Scanning Stored Procedures for SQL Injection with AI
SQL injection is a solved problem in theory — use parameterized queries and you’re safe. In practice, every legacy codebase I’ve worked with has at least a few stored procedures that build SQL strings by concatenating user input directly into EXEC() calls. They’ve been running in production for years. Nobody wants to touch them.
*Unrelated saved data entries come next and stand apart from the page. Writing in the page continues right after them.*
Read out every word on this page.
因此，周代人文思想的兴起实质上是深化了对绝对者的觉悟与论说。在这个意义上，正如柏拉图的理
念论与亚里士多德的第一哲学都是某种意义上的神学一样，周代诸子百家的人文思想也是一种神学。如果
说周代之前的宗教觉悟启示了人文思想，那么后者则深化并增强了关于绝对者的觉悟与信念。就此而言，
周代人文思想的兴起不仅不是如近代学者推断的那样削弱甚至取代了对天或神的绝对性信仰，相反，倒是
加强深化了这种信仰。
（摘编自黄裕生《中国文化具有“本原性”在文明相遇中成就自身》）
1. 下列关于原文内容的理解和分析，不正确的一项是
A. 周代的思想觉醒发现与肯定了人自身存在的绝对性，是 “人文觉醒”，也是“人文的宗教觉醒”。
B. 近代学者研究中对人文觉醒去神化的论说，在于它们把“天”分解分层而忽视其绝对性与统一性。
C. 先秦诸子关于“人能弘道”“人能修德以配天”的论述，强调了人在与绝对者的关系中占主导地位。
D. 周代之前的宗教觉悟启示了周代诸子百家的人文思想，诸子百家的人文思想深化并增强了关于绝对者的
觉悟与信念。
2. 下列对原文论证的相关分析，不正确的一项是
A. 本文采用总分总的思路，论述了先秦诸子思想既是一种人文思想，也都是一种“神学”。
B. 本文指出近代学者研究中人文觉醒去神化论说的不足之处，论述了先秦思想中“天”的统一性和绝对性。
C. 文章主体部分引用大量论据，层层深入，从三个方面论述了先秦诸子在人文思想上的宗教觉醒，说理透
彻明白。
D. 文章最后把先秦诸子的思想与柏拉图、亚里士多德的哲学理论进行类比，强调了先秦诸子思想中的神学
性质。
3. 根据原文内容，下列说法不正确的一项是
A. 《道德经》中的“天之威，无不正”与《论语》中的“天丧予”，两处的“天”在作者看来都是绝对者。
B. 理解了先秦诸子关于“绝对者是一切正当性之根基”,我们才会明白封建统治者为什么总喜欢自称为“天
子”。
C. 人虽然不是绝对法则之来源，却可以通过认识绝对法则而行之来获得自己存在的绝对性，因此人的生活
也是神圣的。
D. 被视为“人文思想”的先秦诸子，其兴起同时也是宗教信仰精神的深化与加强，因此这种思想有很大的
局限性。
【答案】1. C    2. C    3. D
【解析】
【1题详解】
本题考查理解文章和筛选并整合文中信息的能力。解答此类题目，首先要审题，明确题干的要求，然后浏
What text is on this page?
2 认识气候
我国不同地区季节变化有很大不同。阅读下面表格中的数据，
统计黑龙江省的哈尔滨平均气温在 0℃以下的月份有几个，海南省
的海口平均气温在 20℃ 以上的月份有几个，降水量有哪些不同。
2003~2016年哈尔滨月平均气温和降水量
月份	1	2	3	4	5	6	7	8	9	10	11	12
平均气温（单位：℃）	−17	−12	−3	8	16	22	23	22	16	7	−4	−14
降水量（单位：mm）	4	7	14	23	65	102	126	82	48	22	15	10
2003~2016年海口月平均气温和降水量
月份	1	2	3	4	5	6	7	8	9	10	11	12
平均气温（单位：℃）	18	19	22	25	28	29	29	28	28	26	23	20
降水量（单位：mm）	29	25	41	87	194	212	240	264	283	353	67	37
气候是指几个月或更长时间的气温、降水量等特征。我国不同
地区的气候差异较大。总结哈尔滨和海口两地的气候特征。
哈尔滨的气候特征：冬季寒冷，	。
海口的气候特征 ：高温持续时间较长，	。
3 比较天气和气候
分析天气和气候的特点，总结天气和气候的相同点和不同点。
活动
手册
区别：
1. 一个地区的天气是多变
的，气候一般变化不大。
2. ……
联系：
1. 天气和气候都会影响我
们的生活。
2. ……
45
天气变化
And nobody has audited them since they were written.
I covered the injection surface scan at a high level in Security Audits: Finding What You Missed, and we walked through a detailed rewrite in the dynamic SQL satellite post. This post focuses on the audit itself: systematically scanning your procedure library to find and prioritize the risky ones.
The Problem: Finding the Needles
A mid-size database might have hundreds of stored procedures. Maybe 10% use dynamic SQL. Of those, maybe half are actually vulnerable — the rest use sp_executesql with proper parameterization. Manually reading through every one is a week-long project that nobody will ever schedule. An AI agent can triage the entire list in minutes.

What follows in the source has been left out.